Дьюма-Ки - Кинг Стивен (читать книги бесплатно полностью TXT) 📗
Именно через Новин поначалу говорила Персе, чтобы не испугать маленького гения. И что могло быть менее страшным, чем чернокожая девочка-кукла, которая улыбалась и носила красный платок на голове, совсем как любимая няня Мельда?
Элизабет изумилась или испугалась, когда кукла заговорила? Я так не думаю. Она могла обладать потрясающим талантом в узкой области, но в остальном оставалась трёхлетним ребёнком.
Новин говорила, что именно нужно рисовать, а Элизабет…
Я вновь взялся за альбом. Нарисовал торт, лежащий на полу. Размазанный по полу. Маленькая Либбит думала, что идея этой проказы принадлежала Новин, но за ней стояла Персе, проверяющая силу Элизабет. Персе экспериментировала, как экспериментировал я, она пыталась понять, насколько мощным может стать её новое оружие.
Потом пришёл черёд «Элис».
Потому что — нашептала кукла — есть сокровище, и ураган может его отрыть.
Только урагана «Элис» не было. Как не было и урагана «Элизабет». Её ещё не называли Элизабет, ни семья, ни она сама. В тысяча девятьсот двадцать седьмом году на Дьюма-Ки обрушился ураган «Либбит».
Потому что папочка хотел бы найти сокровище. И потому что папочке следовало переключиться на что-то ещё, а не только…
— Она сама заварила кашу, — произнёс я грубым голосом, так не похожим на мой собственный. — Пусть теперь и расхлёбывает.
…не только злиться на Ади, убежавшую с Эмери, этим Целлулоидным воротником.

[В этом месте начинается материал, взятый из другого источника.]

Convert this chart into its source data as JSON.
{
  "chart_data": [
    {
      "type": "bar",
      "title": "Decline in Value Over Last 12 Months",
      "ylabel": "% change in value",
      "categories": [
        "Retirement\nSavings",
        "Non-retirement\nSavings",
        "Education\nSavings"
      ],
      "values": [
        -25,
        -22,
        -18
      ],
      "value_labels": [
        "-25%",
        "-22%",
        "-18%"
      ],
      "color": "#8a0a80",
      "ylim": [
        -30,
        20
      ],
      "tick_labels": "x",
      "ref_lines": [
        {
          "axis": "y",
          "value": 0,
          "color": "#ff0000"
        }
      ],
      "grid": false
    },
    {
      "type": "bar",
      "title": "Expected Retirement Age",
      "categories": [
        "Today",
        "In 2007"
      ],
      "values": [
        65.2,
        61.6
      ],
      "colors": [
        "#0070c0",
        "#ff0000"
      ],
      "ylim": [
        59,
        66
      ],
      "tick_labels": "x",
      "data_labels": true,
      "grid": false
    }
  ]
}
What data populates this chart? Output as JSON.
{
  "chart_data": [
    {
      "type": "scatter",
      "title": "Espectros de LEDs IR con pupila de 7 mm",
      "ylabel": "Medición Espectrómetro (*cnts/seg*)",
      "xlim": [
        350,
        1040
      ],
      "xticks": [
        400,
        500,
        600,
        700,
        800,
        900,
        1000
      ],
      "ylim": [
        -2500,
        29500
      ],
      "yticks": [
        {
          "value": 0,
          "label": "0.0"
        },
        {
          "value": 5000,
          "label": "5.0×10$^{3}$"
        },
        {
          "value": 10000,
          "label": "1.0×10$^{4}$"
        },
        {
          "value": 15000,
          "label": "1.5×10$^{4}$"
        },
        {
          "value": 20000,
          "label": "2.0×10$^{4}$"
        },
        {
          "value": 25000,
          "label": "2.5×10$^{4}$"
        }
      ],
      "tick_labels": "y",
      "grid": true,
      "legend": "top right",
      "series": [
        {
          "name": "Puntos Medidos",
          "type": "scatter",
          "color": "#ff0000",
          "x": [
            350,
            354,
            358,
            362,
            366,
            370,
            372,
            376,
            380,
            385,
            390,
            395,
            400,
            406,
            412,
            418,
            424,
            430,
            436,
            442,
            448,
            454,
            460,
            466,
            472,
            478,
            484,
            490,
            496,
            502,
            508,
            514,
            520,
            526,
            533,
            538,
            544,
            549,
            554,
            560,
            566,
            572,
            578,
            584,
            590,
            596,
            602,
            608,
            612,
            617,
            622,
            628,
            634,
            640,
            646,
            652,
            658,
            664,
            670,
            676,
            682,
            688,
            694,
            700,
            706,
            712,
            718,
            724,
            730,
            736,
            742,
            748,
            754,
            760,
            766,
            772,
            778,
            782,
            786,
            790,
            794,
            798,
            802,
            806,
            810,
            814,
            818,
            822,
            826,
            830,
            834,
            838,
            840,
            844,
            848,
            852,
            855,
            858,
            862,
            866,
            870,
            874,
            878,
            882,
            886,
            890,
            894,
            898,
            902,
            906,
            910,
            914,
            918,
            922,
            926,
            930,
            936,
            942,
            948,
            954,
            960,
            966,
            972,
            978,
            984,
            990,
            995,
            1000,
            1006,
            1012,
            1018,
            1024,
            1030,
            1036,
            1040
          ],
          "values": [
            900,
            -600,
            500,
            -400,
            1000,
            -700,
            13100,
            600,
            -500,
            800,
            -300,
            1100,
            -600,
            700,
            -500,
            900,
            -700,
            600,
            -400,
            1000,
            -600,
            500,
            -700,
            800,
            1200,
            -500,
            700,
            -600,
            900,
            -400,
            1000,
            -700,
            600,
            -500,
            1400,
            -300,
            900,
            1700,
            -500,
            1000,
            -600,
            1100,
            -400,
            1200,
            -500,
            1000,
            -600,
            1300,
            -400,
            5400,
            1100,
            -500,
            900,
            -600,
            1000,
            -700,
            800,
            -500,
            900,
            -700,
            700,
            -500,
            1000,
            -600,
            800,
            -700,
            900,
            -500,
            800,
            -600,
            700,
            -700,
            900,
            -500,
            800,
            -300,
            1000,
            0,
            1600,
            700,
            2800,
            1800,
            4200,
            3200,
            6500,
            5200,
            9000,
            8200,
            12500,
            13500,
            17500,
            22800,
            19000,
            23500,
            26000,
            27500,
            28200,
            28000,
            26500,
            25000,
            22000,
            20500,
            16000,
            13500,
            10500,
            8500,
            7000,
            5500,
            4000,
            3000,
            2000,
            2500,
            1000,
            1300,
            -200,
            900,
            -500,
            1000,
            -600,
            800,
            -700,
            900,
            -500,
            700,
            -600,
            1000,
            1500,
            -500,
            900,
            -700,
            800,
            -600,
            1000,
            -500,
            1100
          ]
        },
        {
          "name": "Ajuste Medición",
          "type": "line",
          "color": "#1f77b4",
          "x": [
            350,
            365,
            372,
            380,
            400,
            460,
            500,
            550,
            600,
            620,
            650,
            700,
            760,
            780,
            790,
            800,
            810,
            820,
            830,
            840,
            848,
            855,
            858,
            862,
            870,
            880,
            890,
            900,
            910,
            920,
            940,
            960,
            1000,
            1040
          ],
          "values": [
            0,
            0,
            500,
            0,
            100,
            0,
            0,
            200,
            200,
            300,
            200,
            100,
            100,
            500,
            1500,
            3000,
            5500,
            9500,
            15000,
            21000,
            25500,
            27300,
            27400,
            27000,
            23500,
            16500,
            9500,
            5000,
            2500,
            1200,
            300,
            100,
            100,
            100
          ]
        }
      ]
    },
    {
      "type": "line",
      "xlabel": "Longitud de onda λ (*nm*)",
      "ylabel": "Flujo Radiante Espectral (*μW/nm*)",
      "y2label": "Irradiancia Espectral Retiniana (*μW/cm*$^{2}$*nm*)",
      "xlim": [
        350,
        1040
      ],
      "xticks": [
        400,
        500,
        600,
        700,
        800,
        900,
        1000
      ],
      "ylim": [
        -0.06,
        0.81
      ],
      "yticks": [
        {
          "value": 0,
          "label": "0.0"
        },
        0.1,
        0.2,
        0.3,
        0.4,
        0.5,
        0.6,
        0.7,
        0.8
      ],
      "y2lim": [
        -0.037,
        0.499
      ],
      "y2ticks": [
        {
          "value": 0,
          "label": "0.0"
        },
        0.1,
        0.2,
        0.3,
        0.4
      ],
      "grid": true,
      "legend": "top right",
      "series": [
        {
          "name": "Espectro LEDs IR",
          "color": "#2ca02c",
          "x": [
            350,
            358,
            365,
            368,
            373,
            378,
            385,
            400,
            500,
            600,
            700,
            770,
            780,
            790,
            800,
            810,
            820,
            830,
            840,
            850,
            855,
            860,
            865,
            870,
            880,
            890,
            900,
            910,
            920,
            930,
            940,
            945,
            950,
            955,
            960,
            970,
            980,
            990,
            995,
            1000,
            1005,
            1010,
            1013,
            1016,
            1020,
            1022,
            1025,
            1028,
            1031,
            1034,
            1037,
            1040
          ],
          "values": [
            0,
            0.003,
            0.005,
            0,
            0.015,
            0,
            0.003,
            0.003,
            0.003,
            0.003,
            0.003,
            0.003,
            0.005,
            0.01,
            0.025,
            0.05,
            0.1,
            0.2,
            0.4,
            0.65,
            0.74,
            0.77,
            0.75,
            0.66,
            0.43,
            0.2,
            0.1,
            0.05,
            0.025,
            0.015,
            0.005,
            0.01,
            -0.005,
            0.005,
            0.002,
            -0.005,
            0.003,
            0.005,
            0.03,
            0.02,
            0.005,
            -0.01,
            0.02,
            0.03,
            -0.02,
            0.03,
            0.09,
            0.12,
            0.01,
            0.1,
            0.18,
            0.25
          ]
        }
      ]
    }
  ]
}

Да, именно так обстояли дела на южной оконечности Дьюма-Ки в далёком 1927-м.
Я нарисовал Джона Истлейка: получились только его ласты на фоне неба, кончик трубки для дыхания да тень под водой. Джон Истлейк нырял за сокровищем.
Нырял за новой куклой своей младшей дочери, хотя, возможно, сам в это и не верил.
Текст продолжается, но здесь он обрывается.